Applying a Behavioral Economic Lens to Understanding What Expectant and New Low-Income Mothers Know and Do about Their Infants’ Early Learning: A Cross Institutional Collaboration in Two Urban Communities

Infants’ language skills are robust predictors of their later school success. The foundation for infants’ language development is established early in life and is built in the context of parent-infant interactions in the home. Many creative interventions aim to boost the quality and quantity of caregiver-infant language interactions. These interventions have also encountered two obstacles: First, interventions are implemented without a complete understanding of parents’ knowledge, perception, attitudes, and related factors that influence engagement beyond the usual candidates including physical, financial, or time impediments.

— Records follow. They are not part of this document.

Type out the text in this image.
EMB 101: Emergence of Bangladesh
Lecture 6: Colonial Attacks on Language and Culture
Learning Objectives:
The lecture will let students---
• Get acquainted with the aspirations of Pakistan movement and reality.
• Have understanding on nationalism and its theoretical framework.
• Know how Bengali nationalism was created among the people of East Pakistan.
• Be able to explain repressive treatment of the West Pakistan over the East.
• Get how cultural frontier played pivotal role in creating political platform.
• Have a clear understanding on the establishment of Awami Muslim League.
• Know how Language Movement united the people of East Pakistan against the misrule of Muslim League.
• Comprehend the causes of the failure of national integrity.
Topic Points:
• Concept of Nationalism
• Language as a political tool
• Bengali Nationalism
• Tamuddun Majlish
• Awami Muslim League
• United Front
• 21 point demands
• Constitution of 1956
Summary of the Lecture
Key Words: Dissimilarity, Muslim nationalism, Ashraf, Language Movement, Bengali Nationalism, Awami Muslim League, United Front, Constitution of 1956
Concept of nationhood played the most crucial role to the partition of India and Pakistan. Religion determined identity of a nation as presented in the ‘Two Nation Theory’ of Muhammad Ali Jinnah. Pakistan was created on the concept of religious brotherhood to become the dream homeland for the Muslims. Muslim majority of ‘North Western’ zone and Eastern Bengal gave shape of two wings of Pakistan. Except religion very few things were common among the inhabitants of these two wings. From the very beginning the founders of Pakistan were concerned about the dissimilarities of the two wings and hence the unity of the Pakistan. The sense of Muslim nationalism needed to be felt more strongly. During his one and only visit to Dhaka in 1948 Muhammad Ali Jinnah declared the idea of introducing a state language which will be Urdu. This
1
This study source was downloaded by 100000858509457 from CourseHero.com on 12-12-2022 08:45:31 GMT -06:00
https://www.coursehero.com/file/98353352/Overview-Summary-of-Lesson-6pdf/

Second, these interventions are typically times during the first year of a child’s life, when beliefs and patterns of parent-infant interactions may have already been established, and the trajectory of infant learning may be more difficult to change. Questions remain about whether intervening with pregnant families may be an effective strategy to reducing the socio-economic language gap. Pregnant mothers and their families might be most receptive, eager, and anxious about the development of their infant, and the ways in which they can prepare to foster positive development of their child. Pregnant families may be at an optimal and receptive point for intervention.

This project combines the infrastructure and expertise of two research institutes—the beELL initiative at New York University and the DUET project at Temple University—and their respective partnerships with city agencies in New York City and Philadelphia. The aims are to (a) deepen our understanding of expectant low-income parents’ knowledge and beliefs of early childhood development; (2) adapt an existing DUET curriculum developed for young children to be used with expecting families; and (3) apply principles of behavioral economics to support the uptake and utilization of the adapted DUET project curriculum for expectant families and families of young children.